As indicated above, the paper describes new algorithms and scoring functions for virtual screening, and the computer program in which this methodology is implemented is available for distribution. Improved prediction of the structure of protein-ligand complexes, as compared to other widely available programs, is demonstrated in the paper, and the ability to discriminate active compounds from a comparison database of random, drug-like molecules, is demonstrated for a wide variety of pharmaceutically relevant receptors. This methodology is useful to those interested in obtaining novel lead compounds for drug design via virtual screening. It is also useful in a lead optimization context in predicting the structures of protein-ligand complexes for which experimental data is not available.

I have a long-standing interest in the use of physical chemistry-based methods for drug discovery. Several years ago, after reading a variety of papers in the literature, I thought of some ideas for improving the speed and accuracy of the calculations, and, in view of the central role that high-throughput docking was beginning to play in the pharmaceutical industry, decided to try to implement and test these ideas. The work began in my laboratory at Columbia and then developed into a collaboration with the company Schrodinger, Inc., which distributes a commercial version of Glide. Over time, the project has evolved into a sophisticated methodology for handling large databases of compounds in a robust fashion, in addition to continuing the development of novel algorithms and scoring functions aimed at improving the effectiveness of virtual screening—a technology that is still in its infancy.

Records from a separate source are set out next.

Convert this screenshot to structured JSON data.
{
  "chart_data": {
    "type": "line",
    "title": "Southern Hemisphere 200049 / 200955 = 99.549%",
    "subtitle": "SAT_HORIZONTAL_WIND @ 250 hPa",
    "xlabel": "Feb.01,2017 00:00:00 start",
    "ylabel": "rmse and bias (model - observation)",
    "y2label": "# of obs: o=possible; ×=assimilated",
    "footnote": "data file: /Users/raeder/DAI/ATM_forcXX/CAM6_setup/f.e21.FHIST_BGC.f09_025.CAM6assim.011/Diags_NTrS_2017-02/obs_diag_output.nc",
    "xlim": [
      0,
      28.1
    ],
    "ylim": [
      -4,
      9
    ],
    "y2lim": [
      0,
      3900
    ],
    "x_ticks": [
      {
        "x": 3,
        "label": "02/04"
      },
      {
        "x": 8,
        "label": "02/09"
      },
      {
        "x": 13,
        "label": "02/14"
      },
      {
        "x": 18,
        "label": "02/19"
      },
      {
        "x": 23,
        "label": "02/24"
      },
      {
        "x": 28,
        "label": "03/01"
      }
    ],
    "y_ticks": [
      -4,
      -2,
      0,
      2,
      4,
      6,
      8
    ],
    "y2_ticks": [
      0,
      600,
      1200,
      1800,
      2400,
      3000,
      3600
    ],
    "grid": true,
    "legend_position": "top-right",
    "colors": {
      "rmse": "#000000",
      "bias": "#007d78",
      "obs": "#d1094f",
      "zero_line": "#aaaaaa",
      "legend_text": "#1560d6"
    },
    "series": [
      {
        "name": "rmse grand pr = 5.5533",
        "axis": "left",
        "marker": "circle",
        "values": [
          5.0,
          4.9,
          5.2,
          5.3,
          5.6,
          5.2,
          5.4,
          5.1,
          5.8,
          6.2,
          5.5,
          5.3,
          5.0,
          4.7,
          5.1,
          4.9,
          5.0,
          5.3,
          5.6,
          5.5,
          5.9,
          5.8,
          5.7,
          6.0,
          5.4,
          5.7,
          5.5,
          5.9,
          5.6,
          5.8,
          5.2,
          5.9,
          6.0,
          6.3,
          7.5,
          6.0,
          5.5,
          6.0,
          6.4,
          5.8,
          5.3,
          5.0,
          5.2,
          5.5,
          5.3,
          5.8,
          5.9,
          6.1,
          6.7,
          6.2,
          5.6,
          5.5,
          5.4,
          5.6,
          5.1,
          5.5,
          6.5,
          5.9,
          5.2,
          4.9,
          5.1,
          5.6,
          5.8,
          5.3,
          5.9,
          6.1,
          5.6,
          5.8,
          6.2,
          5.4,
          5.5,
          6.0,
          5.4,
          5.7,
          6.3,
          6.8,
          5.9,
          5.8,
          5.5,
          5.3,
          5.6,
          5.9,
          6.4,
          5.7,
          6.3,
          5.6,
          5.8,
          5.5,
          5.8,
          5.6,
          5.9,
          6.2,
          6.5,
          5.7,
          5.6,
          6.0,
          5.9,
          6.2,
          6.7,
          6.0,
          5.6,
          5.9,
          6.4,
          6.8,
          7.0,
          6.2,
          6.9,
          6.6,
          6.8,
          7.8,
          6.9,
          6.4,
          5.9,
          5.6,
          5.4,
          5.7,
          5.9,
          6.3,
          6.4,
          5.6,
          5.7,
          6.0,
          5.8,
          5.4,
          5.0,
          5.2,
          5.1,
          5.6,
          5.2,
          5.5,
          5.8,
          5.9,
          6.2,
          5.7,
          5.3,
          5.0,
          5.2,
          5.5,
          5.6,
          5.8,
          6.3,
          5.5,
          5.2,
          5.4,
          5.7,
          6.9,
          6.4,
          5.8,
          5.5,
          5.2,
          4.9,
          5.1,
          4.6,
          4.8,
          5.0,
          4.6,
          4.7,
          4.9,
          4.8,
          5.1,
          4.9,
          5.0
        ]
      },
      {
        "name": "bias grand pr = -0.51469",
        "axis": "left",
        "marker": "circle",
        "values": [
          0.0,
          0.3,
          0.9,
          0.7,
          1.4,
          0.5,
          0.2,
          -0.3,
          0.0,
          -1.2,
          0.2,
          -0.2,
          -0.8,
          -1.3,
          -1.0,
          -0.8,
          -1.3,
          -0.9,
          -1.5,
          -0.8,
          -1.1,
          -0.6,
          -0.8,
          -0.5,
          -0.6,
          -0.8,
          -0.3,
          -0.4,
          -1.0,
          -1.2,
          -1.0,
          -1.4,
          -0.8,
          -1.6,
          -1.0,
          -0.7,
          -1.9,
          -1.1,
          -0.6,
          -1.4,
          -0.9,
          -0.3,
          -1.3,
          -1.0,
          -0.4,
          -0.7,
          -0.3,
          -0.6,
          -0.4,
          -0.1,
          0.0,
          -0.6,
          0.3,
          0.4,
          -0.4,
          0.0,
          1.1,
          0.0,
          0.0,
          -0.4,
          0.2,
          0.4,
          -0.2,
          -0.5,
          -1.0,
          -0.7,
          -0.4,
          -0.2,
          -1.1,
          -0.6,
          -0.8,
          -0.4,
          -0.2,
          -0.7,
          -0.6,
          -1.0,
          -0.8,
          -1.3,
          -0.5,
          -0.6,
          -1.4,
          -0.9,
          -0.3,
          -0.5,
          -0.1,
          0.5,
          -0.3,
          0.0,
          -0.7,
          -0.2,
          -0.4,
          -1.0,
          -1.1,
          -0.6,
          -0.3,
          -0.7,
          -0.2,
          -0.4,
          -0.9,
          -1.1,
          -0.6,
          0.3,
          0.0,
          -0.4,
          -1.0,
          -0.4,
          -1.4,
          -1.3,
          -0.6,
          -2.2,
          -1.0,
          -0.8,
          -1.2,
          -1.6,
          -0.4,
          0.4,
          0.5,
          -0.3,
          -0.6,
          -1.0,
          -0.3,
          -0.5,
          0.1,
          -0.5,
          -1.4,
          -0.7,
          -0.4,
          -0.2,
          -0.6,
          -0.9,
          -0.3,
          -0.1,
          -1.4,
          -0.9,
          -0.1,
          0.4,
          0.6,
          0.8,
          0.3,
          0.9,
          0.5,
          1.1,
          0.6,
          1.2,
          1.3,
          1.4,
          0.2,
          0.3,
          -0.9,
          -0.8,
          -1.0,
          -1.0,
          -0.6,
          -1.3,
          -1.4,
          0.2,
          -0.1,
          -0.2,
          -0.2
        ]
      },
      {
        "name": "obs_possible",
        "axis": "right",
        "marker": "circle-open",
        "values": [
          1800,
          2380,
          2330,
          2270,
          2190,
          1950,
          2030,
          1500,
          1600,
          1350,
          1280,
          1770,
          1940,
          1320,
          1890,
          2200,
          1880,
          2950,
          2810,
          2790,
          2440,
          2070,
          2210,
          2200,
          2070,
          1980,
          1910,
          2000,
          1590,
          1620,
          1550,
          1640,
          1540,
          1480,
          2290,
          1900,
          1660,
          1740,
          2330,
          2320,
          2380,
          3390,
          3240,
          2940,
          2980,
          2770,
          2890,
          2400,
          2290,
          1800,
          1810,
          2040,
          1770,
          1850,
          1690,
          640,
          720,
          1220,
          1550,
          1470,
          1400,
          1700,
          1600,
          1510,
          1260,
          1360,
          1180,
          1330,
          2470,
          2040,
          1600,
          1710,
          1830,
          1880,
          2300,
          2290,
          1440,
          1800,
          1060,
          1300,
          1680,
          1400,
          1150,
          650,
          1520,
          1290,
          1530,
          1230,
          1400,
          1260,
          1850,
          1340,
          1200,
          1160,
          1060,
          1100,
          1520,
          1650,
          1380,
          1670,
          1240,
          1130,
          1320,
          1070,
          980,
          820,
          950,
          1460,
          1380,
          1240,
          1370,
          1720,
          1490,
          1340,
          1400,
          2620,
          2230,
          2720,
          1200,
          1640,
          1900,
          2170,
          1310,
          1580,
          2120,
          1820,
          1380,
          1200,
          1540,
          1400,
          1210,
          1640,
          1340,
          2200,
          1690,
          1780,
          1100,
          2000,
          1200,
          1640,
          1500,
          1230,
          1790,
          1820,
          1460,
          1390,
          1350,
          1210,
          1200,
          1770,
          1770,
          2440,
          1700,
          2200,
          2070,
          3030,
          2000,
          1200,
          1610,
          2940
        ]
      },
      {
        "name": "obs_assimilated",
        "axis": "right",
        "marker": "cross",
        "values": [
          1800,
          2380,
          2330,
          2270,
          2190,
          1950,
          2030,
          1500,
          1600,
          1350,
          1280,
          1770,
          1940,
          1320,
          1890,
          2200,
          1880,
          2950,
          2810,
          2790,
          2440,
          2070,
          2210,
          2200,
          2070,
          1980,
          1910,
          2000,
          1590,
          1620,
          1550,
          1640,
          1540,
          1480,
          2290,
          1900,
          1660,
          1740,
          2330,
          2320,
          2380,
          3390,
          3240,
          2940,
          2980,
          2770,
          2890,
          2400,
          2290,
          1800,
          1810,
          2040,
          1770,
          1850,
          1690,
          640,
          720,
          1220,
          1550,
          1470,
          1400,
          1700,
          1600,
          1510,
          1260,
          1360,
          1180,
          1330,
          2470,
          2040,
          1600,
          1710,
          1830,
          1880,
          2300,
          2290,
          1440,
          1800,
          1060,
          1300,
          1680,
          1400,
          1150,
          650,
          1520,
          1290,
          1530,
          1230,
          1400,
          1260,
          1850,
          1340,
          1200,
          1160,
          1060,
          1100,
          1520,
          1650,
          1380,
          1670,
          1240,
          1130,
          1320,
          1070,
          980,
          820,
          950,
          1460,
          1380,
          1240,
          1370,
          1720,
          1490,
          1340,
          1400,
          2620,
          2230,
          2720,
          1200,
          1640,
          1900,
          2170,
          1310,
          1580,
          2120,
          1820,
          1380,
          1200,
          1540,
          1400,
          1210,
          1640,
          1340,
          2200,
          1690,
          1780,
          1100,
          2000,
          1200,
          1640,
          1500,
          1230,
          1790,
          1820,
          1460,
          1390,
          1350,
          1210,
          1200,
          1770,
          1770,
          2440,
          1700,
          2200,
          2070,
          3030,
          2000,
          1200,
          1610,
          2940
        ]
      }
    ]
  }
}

Computational methods promise to dramatically reduce the cost of drug discovery by enabling the interaction of candidate drug molecules with their protein receptors to be modeled on the computer. The key barrier to achieving such cost reductions is the accuracy of the computer models. Our paper describes significant improvements in accuracy as compared to previous methods in the literature. While there is still much work to be done, rapid progress by our group and others suggests that computationally-driven drug design will assume increasing importance over the next decade.